The paintings consist of a total of more than 144 thousand. floating solar panels Sirindhorn Dam has been placed on the surface of the reservoir in Ubon Ratchathani province on the border with Laos. The solar farm, launched in October, covers an area of 121 hectares.
According to Singaporean television CNA, The floating solar power plant produces 45 megawatts of electricity and operates on a hybrid system With a hydroelectric power plant already in operation with which it shares transmission lines. The energy obtained in this way is sent to three neighboring districts. The already existing hydroelectric power station has a capacity of 36 megawatts.
The innovative solar farm was built by a consortium that includes Bangkok-based B. Grim Power and the state-owned China Power Corporation.

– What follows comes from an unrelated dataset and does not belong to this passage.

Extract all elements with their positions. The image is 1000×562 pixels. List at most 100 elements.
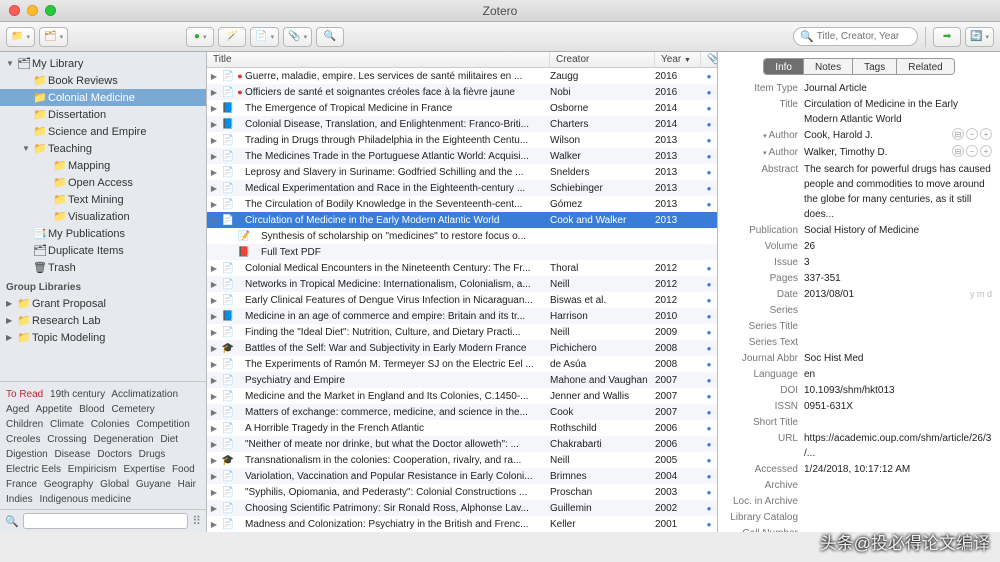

More floating solar farms will be built
EGAT, the Thai electricity production regulator, describes the entire structure as the world’s largest solar hydroelectric hybrid plant. The authorities announced that v Over the next 16 years, eight floating solar farms will be built on tanks across the country. In April, Reuters quoted the head of the construction department, who said that after implementing this plan, hybrid power plants will reach approximate capacity. MW.
According to CNA, the energy sector is responsible for about three-quarters of the carbon dioxide produced in Thailand. For decades, the country relied on natural gas for energy. About 20 percent. Electricity is generated there in Coal power plants.
Prasertsak Cherngchawano, Vice President of Power Plant Expansion and Renewable Energy at EGAT . announced Plans to close lignite power plants in northern Thailand in the near future. This is expected to happen when the country builds up enough capacity to generate electricity from renewable sources.
To counteract the negative effects of climate change, Thailand, home to nearly 70 million people, has announced a reduction in greenhouse gas emissions and carbon neutrality between 2065 and 2070. However, some experts point out that it is very little. Many developed countries as well Neighboring Laos and Malaysia have announced that they will be carbon neutral by 2050.
In October, Thai Prime Minister Prayut Chan-ocha said his country would seek financial support and expertise from rich countries to further tap the potential of renewables.
Scientists warn that to avoid the catastrophic effects of global warming, the world must reduce greenhouse gas emissions to a point that ensures that the average increase in global temperatures does not exceed 1.5 degrees Celsius above pre-industrial levels.
According to forecasts published by the US Central Climate Organization in 2019, due to rising temperatures Sea-level rise could flood Bangkok, Thailand’s capital, by 2050.